Vendredi après l’Epiphanie

Luc 5, 12-16

Guérison d’un lépreux

Saint Ambroise de Milan

Traité sur l’évangile de Luc, tome 1, SC 45bis, p. 183s

        Il est bon, pour cette guérison d’un lépreux, que ne soit désigné expressément aucune localité, cela pour montrer que ce n’est pas le seul peuple d’une cité spéciale, mais les peuples de l’univers entier qui ont été guéris. Il est également bien que, dans saint Luc, cette guérison soit le quatrième prodige depuis l’arrivée du Seigneur à Capharnaüm ; car s’il a donné au quatrième jour la lumière du soleil et l’a rendu plus éclatant que les autres jours, alors qu’apparaissaient les éléments du monde, nous devons considérer cette guérison comme plus éclatante.

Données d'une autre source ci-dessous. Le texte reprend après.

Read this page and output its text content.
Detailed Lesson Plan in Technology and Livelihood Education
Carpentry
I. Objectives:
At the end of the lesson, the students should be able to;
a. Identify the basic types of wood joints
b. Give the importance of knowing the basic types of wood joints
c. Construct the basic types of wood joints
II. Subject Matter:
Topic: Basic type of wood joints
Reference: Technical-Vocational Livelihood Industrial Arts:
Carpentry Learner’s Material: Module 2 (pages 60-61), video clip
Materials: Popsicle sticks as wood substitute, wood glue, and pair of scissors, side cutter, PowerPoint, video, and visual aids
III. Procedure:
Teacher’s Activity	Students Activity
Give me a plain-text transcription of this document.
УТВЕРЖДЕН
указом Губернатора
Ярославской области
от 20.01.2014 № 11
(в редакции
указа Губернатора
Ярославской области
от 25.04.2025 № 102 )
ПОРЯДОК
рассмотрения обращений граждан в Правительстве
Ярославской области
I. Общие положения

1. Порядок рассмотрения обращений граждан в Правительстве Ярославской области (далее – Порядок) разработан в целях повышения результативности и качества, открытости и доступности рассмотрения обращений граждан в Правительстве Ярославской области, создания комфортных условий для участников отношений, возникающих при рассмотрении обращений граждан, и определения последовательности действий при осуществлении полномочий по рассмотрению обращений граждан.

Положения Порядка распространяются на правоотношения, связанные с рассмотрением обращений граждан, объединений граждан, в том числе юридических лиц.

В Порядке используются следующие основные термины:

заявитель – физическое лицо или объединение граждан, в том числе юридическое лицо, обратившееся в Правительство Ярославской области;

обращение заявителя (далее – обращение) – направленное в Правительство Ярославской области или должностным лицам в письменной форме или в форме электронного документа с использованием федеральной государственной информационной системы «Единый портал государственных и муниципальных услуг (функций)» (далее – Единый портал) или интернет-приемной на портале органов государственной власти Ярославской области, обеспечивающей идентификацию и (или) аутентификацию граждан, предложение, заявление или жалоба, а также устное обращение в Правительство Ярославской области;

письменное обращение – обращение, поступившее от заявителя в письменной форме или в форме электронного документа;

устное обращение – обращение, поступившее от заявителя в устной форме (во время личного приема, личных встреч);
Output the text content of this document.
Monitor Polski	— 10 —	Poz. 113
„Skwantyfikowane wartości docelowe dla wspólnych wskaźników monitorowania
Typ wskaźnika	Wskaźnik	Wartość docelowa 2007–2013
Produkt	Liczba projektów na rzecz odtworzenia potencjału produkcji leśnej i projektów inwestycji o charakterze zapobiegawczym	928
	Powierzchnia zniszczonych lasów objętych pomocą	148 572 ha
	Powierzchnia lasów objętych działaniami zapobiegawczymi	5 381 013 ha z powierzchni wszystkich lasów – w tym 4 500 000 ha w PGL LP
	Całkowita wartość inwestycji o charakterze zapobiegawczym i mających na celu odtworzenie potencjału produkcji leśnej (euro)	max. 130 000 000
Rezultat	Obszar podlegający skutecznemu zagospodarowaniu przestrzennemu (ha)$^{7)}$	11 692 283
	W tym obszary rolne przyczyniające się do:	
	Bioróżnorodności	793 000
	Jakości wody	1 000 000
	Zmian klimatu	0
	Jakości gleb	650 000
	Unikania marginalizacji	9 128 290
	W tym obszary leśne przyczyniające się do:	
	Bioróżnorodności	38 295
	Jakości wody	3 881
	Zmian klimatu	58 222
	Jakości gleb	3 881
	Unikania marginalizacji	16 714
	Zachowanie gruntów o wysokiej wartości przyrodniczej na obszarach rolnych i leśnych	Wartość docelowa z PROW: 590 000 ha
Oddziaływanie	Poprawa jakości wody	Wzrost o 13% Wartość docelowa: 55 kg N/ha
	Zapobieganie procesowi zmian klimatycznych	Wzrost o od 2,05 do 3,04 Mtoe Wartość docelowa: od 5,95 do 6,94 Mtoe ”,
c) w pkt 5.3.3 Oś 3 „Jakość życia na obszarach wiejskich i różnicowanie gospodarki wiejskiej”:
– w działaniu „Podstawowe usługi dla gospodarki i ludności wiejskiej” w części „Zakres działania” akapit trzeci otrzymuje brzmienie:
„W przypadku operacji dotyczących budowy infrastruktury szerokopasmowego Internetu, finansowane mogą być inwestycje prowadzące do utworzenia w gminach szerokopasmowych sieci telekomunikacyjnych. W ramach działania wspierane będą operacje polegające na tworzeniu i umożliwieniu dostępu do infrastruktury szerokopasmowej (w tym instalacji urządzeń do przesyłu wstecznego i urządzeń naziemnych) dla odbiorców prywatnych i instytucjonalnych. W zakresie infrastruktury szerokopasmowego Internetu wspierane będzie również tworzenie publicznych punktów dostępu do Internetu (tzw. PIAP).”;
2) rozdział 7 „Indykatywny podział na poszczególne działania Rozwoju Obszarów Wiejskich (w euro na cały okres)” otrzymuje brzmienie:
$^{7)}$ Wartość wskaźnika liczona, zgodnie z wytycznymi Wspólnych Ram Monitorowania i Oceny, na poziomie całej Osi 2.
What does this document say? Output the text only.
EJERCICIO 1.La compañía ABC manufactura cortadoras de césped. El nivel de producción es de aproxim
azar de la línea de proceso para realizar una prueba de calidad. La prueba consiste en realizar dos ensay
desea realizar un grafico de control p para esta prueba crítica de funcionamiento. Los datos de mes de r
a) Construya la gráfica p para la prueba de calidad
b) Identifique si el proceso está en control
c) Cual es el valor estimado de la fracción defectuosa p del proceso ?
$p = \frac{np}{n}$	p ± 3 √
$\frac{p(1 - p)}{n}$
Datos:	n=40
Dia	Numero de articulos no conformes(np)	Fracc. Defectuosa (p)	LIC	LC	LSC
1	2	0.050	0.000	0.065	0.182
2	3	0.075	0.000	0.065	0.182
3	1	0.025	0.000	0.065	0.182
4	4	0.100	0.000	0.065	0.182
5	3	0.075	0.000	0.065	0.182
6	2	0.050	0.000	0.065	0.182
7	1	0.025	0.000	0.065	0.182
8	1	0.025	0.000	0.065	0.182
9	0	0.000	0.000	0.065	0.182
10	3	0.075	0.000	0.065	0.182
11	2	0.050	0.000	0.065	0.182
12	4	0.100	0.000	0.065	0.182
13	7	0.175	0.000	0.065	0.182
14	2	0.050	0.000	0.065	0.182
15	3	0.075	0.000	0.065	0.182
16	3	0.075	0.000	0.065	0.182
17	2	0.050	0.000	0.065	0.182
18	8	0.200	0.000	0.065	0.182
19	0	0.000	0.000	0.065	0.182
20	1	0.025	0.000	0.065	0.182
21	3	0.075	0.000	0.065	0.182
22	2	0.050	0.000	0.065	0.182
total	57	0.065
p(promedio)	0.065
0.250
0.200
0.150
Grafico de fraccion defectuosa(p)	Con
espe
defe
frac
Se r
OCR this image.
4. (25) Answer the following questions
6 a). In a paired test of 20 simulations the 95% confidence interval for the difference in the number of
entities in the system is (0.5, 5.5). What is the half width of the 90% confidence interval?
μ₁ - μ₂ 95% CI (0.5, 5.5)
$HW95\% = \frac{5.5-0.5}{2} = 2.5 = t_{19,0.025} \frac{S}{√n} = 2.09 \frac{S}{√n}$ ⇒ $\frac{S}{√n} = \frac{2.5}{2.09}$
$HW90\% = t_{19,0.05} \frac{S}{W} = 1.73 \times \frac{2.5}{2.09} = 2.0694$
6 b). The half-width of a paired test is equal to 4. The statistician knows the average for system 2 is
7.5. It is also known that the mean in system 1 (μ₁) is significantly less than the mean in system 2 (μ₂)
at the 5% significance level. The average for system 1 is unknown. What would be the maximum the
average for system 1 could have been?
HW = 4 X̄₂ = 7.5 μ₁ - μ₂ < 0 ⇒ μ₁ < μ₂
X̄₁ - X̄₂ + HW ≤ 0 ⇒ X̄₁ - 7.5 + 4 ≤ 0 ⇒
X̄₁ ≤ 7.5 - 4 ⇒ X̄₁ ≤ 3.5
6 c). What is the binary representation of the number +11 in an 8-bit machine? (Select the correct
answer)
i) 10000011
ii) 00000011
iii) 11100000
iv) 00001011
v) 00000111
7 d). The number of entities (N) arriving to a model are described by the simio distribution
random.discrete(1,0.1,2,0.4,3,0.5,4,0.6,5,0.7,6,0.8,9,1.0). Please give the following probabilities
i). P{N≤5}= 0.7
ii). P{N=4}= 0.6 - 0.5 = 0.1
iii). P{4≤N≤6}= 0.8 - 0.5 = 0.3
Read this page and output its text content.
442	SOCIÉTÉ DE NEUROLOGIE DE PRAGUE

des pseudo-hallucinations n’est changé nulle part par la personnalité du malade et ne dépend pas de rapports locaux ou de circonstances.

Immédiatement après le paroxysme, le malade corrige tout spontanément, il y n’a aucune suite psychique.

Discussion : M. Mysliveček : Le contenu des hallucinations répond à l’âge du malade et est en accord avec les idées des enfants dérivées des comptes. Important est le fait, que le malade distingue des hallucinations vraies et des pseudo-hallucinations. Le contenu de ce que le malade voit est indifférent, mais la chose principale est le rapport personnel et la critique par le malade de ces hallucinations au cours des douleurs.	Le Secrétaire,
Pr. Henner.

        Ce qui est aussi admirable, c’est que le Seigneur ait guéri le lépreux selon le mode même de la demande : Si tu le veux, Seigneur, tu peux me purifier. Vous voyez là sa volonté, vous voyez aussi sa disposition de tendresse. Et étendant la main, il le toucha. La Loi interdit de toucher les lépreux ; mais Celui qui est le maître de la Loi n’a pas à suivre la Loi, mais fait la Loi. Jésus a donc touché le lépreux de sa main, non parce qu’à moins de le toucher il n’aurait pu guérir, mais pour prouver qu’il n’était pas assujetti à la Loi, et qu’il ne craignait pas la contagion comme les hommes, mais ne pouvait être contaminé, Lui qui délivrait les autres par un attouchement qui chassait la lèpre, laquelle d’ordinaire contaminait quiconque la touchait.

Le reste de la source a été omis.